書院大門敞著,裡頭人聲嗡嗡,練武的呼喝、木樁撞擊、鐵器刮地的聲音混成一片。幾個穿粗布練功服的年輕人從門裡湧出來,一邊走一邊甩汗,肩上搭著毛巾,嘴裡聊著昨夜酒樓賭局的輸贏。他們一眼瞧見陳無咎,腳步慢了下來。
“哎喲,這誰啊?”一人咧嘴,“穿得比乞丐還寒酸,也敢來書院?”
“你瞎啊?”旁邊那人拍他腦袋,“這不是前兩天在城主府測靈陣上站過一回的嗎?石頭都冇亮一下,廢物一個。”
“哦對對對!”第三人恍然大悟,“聽說他還去百草堂賣草,趙三錢都不收,結果錢自已飛進他兜裡了——扯不扯?當我是三歲小孩哄?”

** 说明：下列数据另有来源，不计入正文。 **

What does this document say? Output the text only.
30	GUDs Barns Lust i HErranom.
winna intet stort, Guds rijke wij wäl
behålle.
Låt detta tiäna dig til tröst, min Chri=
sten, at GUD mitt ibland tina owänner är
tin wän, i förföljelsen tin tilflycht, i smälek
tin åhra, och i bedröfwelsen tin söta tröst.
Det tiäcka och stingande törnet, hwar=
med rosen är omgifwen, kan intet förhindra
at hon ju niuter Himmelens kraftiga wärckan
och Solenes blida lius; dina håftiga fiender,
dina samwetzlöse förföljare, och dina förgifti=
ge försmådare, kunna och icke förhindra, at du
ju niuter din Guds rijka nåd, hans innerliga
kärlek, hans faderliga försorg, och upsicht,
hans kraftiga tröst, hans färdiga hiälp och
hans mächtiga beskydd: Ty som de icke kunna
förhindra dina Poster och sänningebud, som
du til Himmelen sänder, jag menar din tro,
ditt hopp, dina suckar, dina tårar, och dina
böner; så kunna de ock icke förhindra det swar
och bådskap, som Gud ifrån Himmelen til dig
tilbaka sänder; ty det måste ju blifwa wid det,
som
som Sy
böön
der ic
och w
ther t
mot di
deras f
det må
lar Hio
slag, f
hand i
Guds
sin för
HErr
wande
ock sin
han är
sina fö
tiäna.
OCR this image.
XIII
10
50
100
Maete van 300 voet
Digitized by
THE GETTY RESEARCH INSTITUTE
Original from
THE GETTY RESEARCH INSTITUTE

他們越說越大聲,語氣裡全是笑。陳無咎聽見了,也冇回頭,隻把肩上的柴捆往上提了提,繼續登階。他走得很穩,一步一級,像是爬山的老農,不急也不喘。風吹起他髮梢,沾著點草屑和柴灰,看著真像個剛下山的樵夫。
可就是這麼個“樵夫”,偏偏往講武院走。
“喂!上麵那位!”先前說話那人突然提高嗓門,幾步跨上來攔在台階中間,雙手叉腰,“書院重地,不是撿破爛的地方。你上來乾嘛?修鞋?還是討飯?”
陳無咎停下。離那人還有三級台階,仰頭看去,對方鼻孔朝天,滿臉寫著“老子練過”。
他咧嘴一笑:“你說呢?”
“我問你話呢!”那人被笑得有點惱,“報上名來!哪個村的?有冇有文書?書院今日講武,外人不得入內!”
“講武?”陳無咎歪頭,“那我不正合適?我也講武。”
“你講武?”那人差點笑出眼淚,回頭看向同伴,“聽見冇?他說他也講武!”
眾人鬨然大笑。有人學他腔調:“我也講武~我也講武~哎喲喂,莫不是山上下來個瘋子?”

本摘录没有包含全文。